You may have heard or read about it in the press, but there was quite a hoo-ha about the revelation that three gardens at the Show had been designed by AI and that a well-known (and well-respected) garden designer was launching an AI app to do the job he was trained to do.
This created an inevitable uproar and there was a lot of chat online and in the media about how appalling this was and how a bot could never take the place of a human with the same results.
As ever, the truth was a little different from the headlines.
The three gardens were not any of the ones you may have seen on Main Avenue.
Certificate in Practical Horticulture taking cuttings (Image: Norfolk School of Gardening)
They were small, adjacent to each other, and made up the trade stand of the new business launched by Matt Keightley.
They demonstrated what his new app, Spacelift, was capable of in terms of designing a space and selecting hard landscaping materials as well as plants to fill it.
We train garden designers and inevitably some of them had contacted me, outraged that this innovation should have been given a space and therefore platform at Chelsea.
So I headed to the stand, had a look at the gardens, and had to acknowledge that I would be pretty happy if I moved into a house with any of those well-designed outdoor spaces.
I found Matt and we ended up having a long chat.
He would be the first to say that he is not trying to do his fellow designers out of a job.
He sees his mission as growing the market for designed gardens.
In other words, the clients he hopes to attract are probably never going to hire a garden designer.
They don’t have that kind of budget.
But they would like to create a beautiful space and fill it with plants which will thrive in their particular soil and aspect.
Spacelift Chelsea garden (Image: Norfolk School of Gardening)
The app will help with all of that.
I suspect it will also take some of the clients away from designers at the lower end of the market, but frankly if Matt hadn’t come up with this idea someone else would have done, and the good thing is that his app is filled with his ideas and principles as ‘guardrails’, it is not scraping the web as large language models do.
This conversation will continue and Matt will be coming to the School later in the year to talk to our students.
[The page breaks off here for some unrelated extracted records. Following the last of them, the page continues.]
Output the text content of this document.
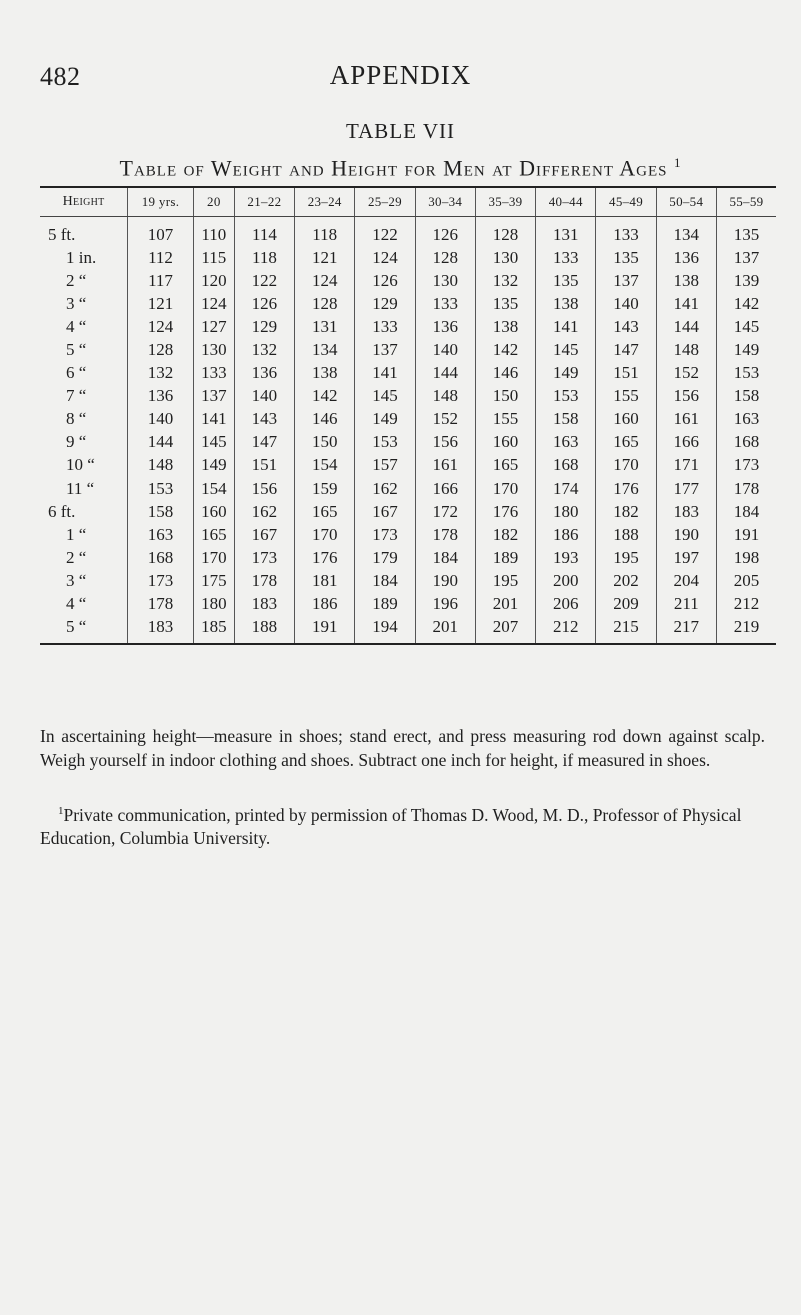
482	APPENDIX
TABLE VII
Table of Weight and Height for Men at Different Ages $^1$
Height	19 yrs.	20	21–22	23–24	25–29	30–34	35–39	40–44	45–49	50–54	55–59
5 ft.	107	110	114	118	122	126	128	131	133	134	135
1 in.	112	115	118	121	124	128	130	133	135	136	137
2 “	117	120	122	124	126	130	132	135	137	138	139
3 “	121	124	126	128	129	133	135	138	140	141	142
4 “	124	127	129	131	133	136	138	141	143	144	145
5 “	128	130	132	134	137	140	142	145	147	148	149
6 “	132	133	136	138	141	144	146	149	151	152	153
7 “	136	137	140	142	145	148	150	153	155	156	158
8 “	140	141	143	146	149	152	155	158	160	161	163
9 “	144	145	147	150	153	156	160	163	165	166	168
10 “	148	149	151	154	157	161	165	168	170	171	173
11 “	153	154	156	159	162	166	170	174	176	177	178
6 ft.	158	160	162	165	167	172	176	180	182	183	184
1 “	163	165	167	170	173	178	182	186	188	190	191
2 “	168	170	173	176	179	184	189	193	195	197	198
3 “	173	175	178	181	184	190	195	200	202	204	205
4 “	178	180	183	186	189	196	201	206	209	211	212
5 “	183	185	188	191	194	201	207	212	215	217	219

In ascertaining height—measure in shoes; stand erect, and press measuring rod down against scalp. Weigh yourself in indoor clothing and shoes. Subtract one inch for height, if measured in shoes.

$^1$Private communication, printed by permission of Thomas D. Wood, M. D., Professor of Physical Education, Columbia University.
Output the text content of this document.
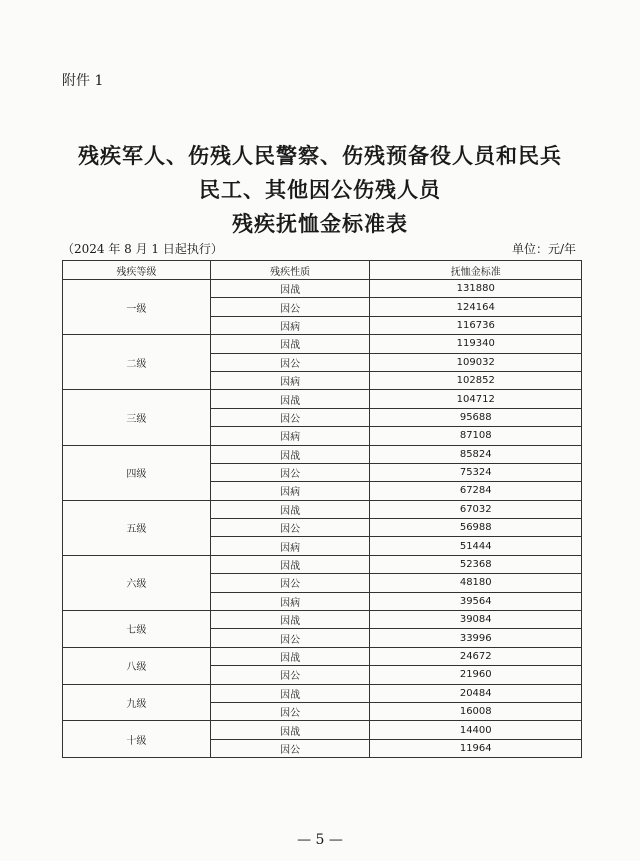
附件 1
残疾军人、伤残人民警察、伤残预备役人员和民兵
民工、其他因公伤残人员
残疾抚恤金标准表
（2024 年 8 月 1 日起执行）	单位：元/年
残疾等级	残疾性质	抚恤金标准
一级	因战	131880
	因公	124164
	因病	116736
二级	因战	119340
	因公	109032
	因病	102852
三级	因战	104712
	因公	95688
	因病	87108
四级	因战	85824
	因公	75324
	因病	67284
五级	因战	67032
	因公	56988
	因病	51444
六级	因战	52368
	因公	48180
	因病	39564
七级	因战	39084
	因公	33996
八级	因战	24672
	因公	21960
九级	因战	20484
	因公	16008
十级	因战	14400
	因公	11964
— 5 —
We really look forward to that.
These are some of the excellent courses upcoming which still have spaces:
Advanced Practical Gardening – 10th June (monthly course)
Developing an Annual Maintenance Plan – 17th June
Summer Pruning – 24th June
Advanced Practical Gardening – 1st July (monthly course)
Introduction to Garden Design – starting 17th September
Certificate in Practical Horticulture – starting 18th September
Plants for Free – 23rd September
Valeriana officinailis (Image: Norfolk School of Gardening)
Plant of the Week
Valeriana officinalis, commonly known as common valerian, is a hardy herbaceous perennial native to Europe and parts of Asia, including the UK.
Found naturally in damp meadows, riverbanks, and woodland edges, it produces tall stems topped with clusters of fragrant pale pink to white flowers from early to mid-summer.
These blooms are highly attractive to bees, butterflies, and other pollinating insects.
Valeriana officinailis (Image: Norfolk School of Gardening)
The plant can reach 1.5 metres in height, adding movement and texture to naturalistic borders.
It thrives in full sun or partial shade and moist, fertile soil.
Traditionally valued for its medicinal properties, it is also an excellent choice for wildlife-friendly gardens.